Из всех мук, которые он перенес во время долгой пытки, уготованной ему судьбой, эта мука была самой страшной. Хватки этих раскаленных клещей он до сих пор не знал. Он ощутил таинственное оживление всех дремавших в нем чувств. Он ощутил укол в неведомый ему нерв. Увы! Величайшее испытание, вернее, единственное испытание - это утрата любимого существа.
Бедный старый Жан Вальжан, конечно, любил Козетту только как отец, но мы уже отмечали, что его сиротская жизнь включила в это отцовское чувство все виды любви: он любил Козетту как дочь, любил ее как мать и любил ее как сестру. Но у него никогда не было ни любовницы, ни жены, а природа - это кредитор, не принимающий опротестованного векселя, поэтому любовь к женщине, наиболее стойкое из всех чувств, смутное, слепое, чистое чистотой ослепления, безотчетное, небесное, ангельское, божественное, примешивалось ко всем другим.
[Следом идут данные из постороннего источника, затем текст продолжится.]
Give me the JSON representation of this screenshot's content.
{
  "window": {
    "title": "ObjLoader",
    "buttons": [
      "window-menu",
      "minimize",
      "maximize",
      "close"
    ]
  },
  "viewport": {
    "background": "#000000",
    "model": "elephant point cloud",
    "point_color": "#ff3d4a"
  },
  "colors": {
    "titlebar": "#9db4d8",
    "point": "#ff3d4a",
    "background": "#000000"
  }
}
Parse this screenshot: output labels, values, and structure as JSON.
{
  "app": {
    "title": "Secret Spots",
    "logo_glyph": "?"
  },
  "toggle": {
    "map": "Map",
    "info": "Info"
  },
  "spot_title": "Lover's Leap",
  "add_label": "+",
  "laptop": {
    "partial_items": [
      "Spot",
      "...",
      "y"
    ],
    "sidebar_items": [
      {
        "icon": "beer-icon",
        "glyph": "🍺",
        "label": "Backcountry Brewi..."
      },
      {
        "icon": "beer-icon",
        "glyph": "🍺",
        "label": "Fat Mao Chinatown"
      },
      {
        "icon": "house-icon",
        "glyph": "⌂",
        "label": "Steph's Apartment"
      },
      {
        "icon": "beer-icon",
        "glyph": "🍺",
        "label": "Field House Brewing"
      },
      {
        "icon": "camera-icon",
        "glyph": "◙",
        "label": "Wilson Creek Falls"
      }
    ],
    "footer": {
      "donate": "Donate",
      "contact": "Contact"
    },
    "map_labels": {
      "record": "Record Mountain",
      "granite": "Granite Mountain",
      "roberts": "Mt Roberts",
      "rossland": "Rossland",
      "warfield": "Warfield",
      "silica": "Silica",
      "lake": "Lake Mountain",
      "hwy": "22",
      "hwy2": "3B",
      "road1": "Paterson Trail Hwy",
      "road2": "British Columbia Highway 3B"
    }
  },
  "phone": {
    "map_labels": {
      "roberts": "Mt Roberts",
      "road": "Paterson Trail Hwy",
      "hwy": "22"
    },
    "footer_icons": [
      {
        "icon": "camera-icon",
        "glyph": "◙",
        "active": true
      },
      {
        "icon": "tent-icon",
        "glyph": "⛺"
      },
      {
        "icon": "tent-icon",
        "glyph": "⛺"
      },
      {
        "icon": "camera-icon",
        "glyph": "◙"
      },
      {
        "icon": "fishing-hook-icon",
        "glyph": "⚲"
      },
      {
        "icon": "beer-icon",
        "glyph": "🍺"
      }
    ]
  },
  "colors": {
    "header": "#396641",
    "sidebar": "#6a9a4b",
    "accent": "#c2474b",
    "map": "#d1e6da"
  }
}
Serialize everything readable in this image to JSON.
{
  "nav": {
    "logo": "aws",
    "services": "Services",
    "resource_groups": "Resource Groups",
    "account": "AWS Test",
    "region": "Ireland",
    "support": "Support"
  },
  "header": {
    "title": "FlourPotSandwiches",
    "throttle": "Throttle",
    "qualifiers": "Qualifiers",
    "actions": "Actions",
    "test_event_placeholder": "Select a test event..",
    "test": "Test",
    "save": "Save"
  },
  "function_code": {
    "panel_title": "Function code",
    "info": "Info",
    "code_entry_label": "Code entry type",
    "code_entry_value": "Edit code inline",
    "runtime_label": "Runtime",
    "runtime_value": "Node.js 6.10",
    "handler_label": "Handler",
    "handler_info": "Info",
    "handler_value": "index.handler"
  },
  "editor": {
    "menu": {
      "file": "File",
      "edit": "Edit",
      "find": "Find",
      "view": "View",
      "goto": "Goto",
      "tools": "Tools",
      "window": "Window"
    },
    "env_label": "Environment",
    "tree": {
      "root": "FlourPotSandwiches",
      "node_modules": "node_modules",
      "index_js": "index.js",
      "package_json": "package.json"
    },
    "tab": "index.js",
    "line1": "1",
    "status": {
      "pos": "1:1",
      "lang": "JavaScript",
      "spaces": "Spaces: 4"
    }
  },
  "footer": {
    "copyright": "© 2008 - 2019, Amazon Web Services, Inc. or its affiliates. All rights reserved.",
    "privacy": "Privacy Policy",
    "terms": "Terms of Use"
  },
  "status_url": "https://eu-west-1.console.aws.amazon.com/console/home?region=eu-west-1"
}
Это был скорее инстинкт, чем чувство, скорее влечение, чем инстинкт, неощутимое и невидимое, но реальное. И в его огромной нежности к Козетте любовь в собственном смысле была подобна золотой жиле, спрятанной и нетронутой в недрах горы.
Пусть теперь читатель припомнит, чем было полно его сердце; выше мы упоминали об этом. Никакой брак был невозможен между ними, даже брак духовный, и тем не менее их судьбы тесно переплелись. За исключением Козетты, то есть за исключением ребенка, Жан Вальжан за всю свою долгую жизнь не знал ничего, что можно было любить. Страсти и увлечения, сменяющие друг друга, не оставили в его сердце следов, тех сменяющих друг друга оттенков зелени - светло-зеленых и темно-зеленых, - какие можно заметить на перезимовавшей листве и на людях, которым пошло на шестой десяток.